The Federal Rules of Appellate Procedure require parties to certify that the judgment being appealed is final. The Federal Circuit admonished future litigants that sanctions may result from appeals taken from non-final judgments.
In International Electronic Technology Corp. v. Hughes Aircraft, No. 06-1368 (Fed. Cir. January 26, 2007), the Federal Circuit dismissed for lack of jurisdiction an appeal that was lodged without entry of Final Judgment under Fed. R. Civ. P. 54(b).
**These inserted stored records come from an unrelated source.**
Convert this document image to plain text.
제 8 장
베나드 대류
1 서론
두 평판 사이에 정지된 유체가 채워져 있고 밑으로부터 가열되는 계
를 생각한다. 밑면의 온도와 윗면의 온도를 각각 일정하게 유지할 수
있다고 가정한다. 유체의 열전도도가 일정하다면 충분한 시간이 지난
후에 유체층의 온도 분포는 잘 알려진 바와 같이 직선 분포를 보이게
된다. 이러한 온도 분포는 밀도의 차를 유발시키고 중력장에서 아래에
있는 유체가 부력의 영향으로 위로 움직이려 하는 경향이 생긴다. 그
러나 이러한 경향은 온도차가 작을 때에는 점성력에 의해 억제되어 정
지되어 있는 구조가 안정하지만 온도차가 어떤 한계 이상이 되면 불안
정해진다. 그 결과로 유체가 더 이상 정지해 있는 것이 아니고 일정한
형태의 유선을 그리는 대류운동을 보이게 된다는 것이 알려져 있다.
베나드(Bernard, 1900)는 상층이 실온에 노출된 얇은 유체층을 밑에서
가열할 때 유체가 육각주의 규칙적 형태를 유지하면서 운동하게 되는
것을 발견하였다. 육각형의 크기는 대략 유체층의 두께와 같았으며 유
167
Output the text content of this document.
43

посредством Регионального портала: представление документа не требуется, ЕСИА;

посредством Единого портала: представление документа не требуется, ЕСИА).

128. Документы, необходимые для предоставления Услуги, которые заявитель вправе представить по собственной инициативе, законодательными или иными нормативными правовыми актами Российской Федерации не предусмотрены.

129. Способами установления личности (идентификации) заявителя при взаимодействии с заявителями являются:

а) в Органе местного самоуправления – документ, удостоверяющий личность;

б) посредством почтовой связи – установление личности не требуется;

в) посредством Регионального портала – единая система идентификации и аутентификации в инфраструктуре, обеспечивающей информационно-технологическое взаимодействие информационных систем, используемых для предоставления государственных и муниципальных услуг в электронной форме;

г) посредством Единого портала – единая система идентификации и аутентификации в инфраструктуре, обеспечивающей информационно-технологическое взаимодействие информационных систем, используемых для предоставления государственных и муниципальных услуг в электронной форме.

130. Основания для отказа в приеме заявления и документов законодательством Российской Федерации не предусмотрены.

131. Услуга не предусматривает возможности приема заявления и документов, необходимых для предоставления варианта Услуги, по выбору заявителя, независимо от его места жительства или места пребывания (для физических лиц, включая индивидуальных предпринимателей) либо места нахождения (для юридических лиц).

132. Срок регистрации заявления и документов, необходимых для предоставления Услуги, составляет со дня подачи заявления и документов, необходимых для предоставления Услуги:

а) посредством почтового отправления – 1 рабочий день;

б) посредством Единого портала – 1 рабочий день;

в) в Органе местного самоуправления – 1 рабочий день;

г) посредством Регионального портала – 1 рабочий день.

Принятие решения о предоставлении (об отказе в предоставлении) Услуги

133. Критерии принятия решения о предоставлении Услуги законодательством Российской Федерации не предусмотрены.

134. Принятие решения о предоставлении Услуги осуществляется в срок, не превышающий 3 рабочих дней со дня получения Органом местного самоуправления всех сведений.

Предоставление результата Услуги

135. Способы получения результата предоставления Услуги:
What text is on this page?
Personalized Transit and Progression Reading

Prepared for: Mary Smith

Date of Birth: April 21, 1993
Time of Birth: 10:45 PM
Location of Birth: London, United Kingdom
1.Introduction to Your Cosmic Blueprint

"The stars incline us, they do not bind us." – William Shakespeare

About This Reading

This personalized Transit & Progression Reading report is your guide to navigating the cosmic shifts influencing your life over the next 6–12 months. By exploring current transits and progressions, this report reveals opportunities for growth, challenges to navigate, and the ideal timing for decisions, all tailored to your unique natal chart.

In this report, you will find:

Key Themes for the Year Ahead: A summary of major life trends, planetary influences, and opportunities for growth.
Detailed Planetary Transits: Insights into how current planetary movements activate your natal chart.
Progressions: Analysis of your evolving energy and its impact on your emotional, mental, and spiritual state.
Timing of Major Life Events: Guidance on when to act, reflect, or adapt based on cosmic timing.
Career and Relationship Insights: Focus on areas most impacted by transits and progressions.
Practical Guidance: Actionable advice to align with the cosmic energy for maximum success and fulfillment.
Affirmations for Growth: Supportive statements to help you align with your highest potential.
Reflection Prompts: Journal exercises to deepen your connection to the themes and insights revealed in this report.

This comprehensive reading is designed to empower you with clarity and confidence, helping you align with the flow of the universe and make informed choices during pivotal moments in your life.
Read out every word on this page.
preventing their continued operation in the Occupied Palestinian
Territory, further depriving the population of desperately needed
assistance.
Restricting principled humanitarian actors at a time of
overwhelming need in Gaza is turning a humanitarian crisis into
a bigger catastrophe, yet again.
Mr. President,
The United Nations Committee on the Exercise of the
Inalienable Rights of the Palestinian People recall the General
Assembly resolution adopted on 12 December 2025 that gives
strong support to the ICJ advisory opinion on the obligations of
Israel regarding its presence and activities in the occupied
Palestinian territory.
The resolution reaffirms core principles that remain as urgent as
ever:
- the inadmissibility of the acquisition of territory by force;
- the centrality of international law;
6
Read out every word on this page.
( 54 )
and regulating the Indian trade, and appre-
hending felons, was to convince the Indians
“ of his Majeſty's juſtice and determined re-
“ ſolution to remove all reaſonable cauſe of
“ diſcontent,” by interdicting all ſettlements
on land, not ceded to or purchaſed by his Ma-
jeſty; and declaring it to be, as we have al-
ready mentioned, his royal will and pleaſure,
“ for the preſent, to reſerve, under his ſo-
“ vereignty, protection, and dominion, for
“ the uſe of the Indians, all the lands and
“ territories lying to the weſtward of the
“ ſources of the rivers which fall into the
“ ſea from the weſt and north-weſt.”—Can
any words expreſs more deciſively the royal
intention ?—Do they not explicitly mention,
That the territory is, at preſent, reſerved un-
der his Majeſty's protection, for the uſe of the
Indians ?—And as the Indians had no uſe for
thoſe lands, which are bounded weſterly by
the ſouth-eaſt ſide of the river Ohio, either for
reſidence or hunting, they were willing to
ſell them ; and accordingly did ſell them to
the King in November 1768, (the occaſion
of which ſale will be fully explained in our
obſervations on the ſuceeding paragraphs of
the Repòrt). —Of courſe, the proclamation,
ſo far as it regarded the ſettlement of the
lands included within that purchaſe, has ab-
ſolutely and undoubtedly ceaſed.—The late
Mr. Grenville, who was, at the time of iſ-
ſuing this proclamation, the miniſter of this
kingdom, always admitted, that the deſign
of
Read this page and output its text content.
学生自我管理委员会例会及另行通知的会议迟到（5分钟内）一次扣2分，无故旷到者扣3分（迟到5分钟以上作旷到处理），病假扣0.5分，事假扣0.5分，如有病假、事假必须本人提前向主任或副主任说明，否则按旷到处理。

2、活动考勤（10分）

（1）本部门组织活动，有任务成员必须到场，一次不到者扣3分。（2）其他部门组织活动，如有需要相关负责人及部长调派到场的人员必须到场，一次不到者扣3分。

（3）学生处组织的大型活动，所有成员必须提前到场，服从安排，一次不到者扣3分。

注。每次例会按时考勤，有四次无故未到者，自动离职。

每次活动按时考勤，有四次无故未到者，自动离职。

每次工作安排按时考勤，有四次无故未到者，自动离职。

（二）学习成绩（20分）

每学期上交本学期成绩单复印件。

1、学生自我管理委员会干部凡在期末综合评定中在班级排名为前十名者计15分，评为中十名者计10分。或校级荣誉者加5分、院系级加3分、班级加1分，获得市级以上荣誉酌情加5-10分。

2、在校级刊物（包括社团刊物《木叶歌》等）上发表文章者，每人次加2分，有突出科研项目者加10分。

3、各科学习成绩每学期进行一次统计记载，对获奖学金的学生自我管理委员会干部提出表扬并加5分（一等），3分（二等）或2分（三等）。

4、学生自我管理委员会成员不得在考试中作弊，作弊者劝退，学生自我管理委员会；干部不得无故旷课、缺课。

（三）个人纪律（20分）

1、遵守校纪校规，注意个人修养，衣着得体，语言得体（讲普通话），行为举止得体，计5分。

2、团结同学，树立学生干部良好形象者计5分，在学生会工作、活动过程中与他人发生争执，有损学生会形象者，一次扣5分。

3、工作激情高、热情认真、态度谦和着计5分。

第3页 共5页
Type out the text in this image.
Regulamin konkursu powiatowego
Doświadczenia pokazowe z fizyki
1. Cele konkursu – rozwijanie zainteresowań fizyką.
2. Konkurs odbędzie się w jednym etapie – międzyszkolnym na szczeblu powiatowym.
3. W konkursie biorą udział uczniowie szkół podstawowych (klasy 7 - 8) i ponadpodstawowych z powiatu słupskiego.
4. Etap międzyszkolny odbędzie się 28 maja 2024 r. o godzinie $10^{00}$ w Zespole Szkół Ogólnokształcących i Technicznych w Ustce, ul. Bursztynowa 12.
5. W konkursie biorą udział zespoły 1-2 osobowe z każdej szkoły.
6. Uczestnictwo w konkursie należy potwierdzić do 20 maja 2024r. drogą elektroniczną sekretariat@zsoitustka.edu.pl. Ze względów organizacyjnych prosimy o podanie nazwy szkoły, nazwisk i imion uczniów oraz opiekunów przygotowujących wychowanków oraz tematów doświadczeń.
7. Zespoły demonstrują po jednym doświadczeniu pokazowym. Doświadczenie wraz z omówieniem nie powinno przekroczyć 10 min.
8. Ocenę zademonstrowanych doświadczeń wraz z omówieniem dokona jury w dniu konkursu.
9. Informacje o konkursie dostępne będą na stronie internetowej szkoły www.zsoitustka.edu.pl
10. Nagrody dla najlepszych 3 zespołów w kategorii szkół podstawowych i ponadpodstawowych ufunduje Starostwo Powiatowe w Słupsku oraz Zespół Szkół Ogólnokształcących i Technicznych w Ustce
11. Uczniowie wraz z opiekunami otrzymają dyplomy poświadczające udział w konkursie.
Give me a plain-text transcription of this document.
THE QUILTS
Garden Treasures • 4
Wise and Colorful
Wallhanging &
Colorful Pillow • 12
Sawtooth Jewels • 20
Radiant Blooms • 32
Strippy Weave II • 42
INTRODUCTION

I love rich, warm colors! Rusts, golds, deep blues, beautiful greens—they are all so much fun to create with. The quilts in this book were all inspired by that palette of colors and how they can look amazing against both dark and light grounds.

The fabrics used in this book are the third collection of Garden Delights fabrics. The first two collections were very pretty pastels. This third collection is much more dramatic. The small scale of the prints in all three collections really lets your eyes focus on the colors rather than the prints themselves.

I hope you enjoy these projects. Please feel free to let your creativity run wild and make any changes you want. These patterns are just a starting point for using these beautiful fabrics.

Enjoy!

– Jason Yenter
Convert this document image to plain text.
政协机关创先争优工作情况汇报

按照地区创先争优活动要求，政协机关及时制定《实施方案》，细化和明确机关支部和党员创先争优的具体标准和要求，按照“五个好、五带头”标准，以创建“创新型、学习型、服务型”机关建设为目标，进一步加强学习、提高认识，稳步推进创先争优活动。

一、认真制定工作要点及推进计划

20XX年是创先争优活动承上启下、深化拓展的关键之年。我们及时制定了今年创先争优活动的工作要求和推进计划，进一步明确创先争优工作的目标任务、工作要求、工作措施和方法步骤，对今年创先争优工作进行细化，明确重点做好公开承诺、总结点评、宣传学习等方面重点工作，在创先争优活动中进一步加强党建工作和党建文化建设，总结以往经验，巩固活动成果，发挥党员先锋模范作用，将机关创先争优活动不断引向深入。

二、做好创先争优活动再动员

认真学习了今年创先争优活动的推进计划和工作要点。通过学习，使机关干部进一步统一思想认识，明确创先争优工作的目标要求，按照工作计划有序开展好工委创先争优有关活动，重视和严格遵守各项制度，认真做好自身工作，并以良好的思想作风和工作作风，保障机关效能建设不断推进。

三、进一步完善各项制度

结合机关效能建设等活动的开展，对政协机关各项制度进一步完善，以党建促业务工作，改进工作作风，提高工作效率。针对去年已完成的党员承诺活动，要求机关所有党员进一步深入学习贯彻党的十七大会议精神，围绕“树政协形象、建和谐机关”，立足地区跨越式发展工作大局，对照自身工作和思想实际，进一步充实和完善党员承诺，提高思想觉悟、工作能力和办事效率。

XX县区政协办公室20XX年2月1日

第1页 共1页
Federal appellate jurisdiction under Article III is premised on a “case and controversy” requirement. Here, the district court granted summary judgment of non-infringement in favor of the defendants, who did not dismiss the outstanding counterclaims before Plaintiff filed a notice of appeal. Those counterclaims remain extant. Thus, the appellant filed an appeal on a non-final judgment and the appellee had not objected. Writing for the panel, Judge Gajarsa stated:
The court takes umbrage at parties who have not carefully screened their cases to ascertain whether or not a judgment is final. It is incumbent on all parties to do so. The court should not be required or obligated to scrub every case to determine finality. At this time, the court shall not issue an order to show cause as to whether both parties should be cited or sanctioned for failing to determine finality before filing; however, the parties and other members of the bar are hereby placed on notice that the court shall in the future begin to cite counsel for failure to determine whether or not the appealed judgment is final. (emphasis added).
Given the court’s admonition, parties are reminded of the obligation to determine the finality of a judgment as a procedural predicate to any appeal that may be taken.